The deep end of the talent pool

As knowledge becomes the primary currency of the global economy, talent is what separates the great tech ecosystems from the mediocre ones. Waterloo Region sent the world a reminder of the depth of its talent pool when Cognitive Systems Corp., backed by BlackBerry co-founder Mike Lazaridis’ Quantum Valley Investment Fund, emerged from 18 months of stealth to unveil a powerful new wireless-detection platform. Powered by a custom chip developed in Waterloo by ex-BlackBerry experts, this system can sense and sort the many wireless signals in a given space, analyze them in real time and report everything from unauthorized devices trying to access a network to an intruder moving through a building.

Waterloo Region’s top-quality talent and soaring startup density were the basis for a comprehensive Geektime report on the community, pegged to this year’s Compass report on the world’s top startup ecosystems. We produced a video and infographic of the top takeaways from the report.


Speaking of startups, November brought good news on a number of fronts.

Voltera, a University of Waterloo Velocity company, became the first Canadian startup to win the James Dyson Award, a prestigious international engineering design competition.

Bridgit, a graduate of the first cohort of the Communitech Rev accelerator, was the only Canadian startup selected for the upcoming women’s edition of the Google for Entrepreneurs Demo Day in San Francisco. The construction-site management software company was among 11 chosen from 450 applicants from around the world.

Meanwhile, Structur3D Printing, makers of the Discov3ry Paste Extruder for 3D printers, attended a demo day in San Francisco hosted by HAX Boost, a program of Shenzhen-based HAX, a leading accelerator for hardware startups. Days later, sales of Discov3ry launched on Amazon, just in time for Black Friday.

Also launched in November was Myo Market, a shop for apps that run on Thalmic Labs’ Myo gesture-control armband. Myo Market opened with 100 apps covering gaming, productivity, presentations and other uses.

Blitzen chose the Web Summit in Dublin to exit private beta and launch salesof its lead-generation and tracking software. We caught up with CEO Jesse Guild to talk about the company’s progress to date.

The second cohort of the Communitech Rev accelerator took up residence in November, as some changes to the program were announced, including a staggered intake process and dedicated advisers.

To coincide with Remembrance Day, we featured O2 Canada, a Waterloo company that has developed a new pollution mask 100 years after Canadians introduced the first respirator to soldiers on the battlefield during the First World War.

Startups in general will have more space to operate thanks to an agreement between Google, the University of Waterloo and Communitech. As Google vacated its 80,000-square-foot space in the Tannery and moved into 180,000 square feet in the nearby Breithaupt Block, it made more room in the Tannery for UW’s Velocity startup incubator, and for Communitech.

Velocity, meanwhile, held is Velocity Fund Finals in November, awarding four companies $25,000 each.

The wisdom of founders

Of course, Velocity’s most famous benefactor is Kik founder Ted Livingston, who gave $1 million back to the program in 2011, less than two years after he left the program as a student. Livingston, whose mobile messaging platform surpassed $1 billion in valuation earlier this year, is featured in Episode 1 of the Communitech Podcast.

We followed up with another episode featuring Jim Estill, a tech industry veteran and early Research In Motion (now BlackBerry) investor and board member, who shared his sales secrets in a session at Communitech. Estill made news in November for personally sponsoring 50 Syrian refugee familiesto settle in his hometown of Guelph.

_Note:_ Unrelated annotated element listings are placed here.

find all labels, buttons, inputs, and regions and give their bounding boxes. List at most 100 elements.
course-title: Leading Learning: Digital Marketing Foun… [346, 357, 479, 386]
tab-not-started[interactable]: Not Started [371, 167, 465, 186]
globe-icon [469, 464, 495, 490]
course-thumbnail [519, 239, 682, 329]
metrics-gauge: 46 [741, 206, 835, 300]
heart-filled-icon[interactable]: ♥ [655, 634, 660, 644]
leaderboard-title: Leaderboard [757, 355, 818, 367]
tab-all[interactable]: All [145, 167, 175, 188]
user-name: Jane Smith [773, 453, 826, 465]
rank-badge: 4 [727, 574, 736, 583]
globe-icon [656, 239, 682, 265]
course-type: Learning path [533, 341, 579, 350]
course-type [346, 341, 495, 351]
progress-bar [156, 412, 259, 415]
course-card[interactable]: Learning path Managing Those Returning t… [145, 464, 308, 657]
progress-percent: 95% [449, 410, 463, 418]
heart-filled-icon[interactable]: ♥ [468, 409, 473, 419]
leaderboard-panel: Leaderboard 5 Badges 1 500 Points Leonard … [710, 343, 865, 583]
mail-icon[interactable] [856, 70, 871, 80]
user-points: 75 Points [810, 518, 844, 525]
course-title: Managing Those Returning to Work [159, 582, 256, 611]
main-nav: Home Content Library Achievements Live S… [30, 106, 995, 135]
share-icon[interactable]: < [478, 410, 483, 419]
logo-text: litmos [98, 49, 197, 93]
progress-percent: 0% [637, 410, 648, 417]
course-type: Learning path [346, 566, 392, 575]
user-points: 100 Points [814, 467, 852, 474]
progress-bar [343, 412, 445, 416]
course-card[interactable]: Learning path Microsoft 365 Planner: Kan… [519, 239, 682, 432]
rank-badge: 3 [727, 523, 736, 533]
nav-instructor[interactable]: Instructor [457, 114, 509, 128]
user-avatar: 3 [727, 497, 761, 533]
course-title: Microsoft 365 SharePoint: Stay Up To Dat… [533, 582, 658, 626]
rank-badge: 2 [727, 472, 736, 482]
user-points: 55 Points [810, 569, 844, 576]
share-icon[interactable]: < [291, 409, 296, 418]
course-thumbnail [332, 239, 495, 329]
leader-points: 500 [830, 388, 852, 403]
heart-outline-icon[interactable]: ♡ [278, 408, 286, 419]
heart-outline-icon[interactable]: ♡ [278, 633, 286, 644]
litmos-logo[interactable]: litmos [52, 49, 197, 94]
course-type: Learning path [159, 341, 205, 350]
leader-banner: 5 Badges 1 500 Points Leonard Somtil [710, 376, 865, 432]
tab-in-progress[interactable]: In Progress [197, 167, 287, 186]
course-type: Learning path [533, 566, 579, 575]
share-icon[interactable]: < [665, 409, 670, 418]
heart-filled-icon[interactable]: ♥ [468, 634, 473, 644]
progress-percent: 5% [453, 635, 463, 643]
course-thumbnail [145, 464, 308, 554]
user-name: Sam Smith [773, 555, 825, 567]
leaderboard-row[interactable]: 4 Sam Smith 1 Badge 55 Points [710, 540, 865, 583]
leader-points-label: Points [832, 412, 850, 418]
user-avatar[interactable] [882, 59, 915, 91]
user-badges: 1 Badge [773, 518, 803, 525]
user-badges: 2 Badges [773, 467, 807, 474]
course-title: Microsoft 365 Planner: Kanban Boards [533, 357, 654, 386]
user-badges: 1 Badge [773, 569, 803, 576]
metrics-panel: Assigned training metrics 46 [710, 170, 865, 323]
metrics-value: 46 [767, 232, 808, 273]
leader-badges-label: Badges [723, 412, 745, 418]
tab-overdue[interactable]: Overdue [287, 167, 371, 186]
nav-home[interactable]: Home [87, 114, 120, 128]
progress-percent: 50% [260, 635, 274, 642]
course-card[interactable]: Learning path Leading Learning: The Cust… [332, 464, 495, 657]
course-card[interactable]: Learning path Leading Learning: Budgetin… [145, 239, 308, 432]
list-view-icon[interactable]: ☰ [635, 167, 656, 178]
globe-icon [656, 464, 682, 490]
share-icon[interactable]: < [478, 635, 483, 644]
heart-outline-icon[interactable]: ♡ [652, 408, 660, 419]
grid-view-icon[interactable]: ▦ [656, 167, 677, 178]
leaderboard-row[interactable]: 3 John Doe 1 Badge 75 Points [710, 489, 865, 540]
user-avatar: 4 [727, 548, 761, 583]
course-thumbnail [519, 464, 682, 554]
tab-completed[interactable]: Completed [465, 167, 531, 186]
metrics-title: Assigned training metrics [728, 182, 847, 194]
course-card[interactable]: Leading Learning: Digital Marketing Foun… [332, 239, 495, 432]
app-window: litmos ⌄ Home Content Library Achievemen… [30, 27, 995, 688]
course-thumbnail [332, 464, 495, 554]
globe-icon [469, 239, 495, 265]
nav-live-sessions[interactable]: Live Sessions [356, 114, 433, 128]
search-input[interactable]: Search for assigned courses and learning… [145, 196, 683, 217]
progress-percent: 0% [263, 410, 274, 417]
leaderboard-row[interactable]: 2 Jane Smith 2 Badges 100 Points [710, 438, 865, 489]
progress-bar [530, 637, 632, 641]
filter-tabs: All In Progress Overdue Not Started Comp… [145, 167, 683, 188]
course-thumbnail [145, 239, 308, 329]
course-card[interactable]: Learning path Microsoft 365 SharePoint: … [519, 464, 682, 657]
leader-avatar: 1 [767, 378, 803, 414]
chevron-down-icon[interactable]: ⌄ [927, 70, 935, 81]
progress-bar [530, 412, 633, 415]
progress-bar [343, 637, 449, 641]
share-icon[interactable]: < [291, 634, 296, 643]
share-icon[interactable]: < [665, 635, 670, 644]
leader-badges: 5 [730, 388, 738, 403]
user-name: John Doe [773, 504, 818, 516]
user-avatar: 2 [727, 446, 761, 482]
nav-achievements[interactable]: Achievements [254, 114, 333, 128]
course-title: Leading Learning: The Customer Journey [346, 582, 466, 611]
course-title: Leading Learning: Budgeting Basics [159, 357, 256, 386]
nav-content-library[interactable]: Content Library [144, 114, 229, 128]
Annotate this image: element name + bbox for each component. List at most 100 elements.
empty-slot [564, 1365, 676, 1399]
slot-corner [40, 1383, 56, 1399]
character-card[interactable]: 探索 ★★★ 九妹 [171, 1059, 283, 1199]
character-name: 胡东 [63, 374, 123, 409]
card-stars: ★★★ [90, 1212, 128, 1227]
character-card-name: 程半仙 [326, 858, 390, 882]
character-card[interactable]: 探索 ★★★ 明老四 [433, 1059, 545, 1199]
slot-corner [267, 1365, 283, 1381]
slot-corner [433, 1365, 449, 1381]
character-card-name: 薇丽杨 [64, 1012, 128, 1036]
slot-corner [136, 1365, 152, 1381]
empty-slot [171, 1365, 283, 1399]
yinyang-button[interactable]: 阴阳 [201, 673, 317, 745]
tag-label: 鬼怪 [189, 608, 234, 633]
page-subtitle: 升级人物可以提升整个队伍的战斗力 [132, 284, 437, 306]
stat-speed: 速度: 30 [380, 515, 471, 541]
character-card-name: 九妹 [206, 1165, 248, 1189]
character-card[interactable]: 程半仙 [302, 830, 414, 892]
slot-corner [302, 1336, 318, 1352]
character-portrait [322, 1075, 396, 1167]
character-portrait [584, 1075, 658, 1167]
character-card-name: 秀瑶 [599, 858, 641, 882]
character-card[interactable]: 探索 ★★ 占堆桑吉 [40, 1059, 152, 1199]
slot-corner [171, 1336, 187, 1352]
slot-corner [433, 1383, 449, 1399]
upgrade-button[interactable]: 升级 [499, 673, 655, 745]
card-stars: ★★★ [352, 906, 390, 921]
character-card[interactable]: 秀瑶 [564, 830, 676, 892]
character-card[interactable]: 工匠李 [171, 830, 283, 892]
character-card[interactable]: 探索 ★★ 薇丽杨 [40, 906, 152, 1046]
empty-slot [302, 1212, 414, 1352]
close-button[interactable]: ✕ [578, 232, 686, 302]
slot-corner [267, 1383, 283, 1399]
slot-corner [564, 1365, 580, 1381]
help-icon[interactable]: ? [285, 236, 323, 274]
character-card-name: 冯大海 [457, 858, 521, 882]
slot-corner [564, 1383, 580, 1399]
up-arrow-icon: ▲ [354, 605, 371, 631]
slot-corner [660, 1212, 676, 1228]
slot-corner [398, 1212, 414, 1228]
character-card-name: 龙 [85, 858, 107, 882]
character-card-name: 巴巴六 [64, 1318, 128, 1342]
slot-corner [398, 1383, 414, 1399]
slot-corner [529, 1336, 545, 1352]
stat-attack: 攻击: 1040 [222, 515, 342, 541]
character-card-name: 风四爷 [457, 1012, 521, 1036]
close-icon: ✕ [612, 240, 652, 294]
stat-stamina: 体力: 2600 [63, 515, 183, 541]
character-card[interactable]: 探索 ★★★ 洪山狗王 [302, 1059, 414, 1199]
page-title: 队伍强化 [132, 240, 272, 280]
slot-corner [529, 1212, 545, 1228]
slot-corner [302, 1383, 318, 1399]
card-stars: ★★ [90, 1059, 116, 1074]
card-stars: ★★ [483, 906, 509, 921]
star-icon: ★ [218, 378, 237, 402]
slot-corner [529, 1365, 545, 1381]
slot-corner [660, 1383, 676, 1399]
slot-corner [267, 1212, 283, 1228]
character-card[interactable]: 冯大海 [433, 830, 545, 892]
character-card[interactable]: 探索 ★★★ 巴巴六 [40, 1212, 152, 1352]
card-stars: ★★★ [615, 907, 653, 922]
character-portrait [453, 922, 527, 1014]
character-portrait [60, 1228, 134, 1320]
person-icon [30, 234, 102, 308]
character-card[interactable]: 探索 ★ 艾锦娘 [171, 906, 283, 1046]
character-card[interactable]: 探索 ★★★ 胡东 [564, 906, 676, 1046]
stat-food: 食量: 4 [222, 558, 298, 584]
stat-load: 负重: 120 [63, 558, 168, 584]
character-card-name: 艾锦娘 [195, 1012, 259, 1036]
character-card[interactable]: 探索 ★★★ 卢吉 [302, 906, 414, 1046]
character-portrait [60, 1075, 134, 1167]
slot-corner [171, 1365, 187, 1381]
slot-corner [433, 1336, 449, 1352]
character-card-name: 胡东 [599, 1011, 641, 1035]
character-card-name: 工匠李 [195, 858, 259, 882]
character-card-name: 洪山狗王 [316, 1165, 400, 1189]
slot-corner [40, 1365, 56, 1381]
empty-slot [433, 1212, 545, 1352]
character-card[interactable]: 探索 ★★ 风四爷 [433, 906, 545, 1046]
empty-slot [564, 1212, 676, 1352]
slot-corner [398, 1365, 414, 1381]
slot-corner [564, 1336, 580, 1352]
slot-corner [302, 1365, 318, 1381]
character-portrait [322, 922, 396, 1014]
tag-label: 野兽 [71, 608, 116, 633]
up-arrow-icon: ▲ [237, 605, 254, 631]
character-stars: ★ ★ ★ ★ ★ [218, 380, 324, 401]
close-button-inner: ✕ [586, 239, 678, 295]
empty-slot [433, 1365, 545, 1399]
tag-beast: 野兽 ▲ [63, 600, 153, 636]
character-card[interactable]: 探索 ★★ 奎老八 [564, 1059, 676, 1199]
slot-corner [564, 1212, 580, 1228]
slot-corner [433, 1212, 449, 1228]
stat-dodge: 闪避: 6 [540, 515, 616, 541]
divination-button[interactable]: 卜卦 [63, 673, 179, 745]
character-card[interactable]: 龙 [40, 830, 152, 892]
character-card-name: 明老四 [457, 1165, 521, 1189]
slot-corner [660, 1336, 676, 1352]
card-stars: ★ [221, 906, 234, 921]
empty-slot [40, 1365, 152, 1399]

Also dispensing wisdom was Kurtis McBride, co-founder and CEO of Miovision, which turned 10 years old in November. We accordingly posed 10 questions to McBride, who answered with characteristic candour and humility.

Toronto-Waterloo corridor

Other tech founders spoke up during November about the need to improve transportation links between Waterloo Region and Toronto. Ali Asaria of Tulip Retail argued in the Globe and Mail that a better rail service is vital to connecting talented people along the corridor, while Thalmic Labs CEO Stephen Lake called for a new high-speed rail system, rather than mere improvements to current GO train service.

The mayors of Kitchener and Toronto picked up on the transportation theme during a joint appearance at Series 401 in Toronto, a third annual gathering of startups from the two communities.


Smarter transportation in general will be a focus of a new General Motors partnership with Communitech to open an “innovation research zone” in the Communitech Hub.

Meanwhile, stalwart Waterloo Region tech company COM DEV International announced plans to be acquired by Honeywell International in a $455-million deal.

Dematic, the Atlanta-based warehouse automation company that opened a Waterloo outpost last year, has quickly grown its local operation and announced new scholarships for University of Waterloo students.

In other news

    • R&D spending by tech companies was down in Canada last year, but BlackBerry still spent the most.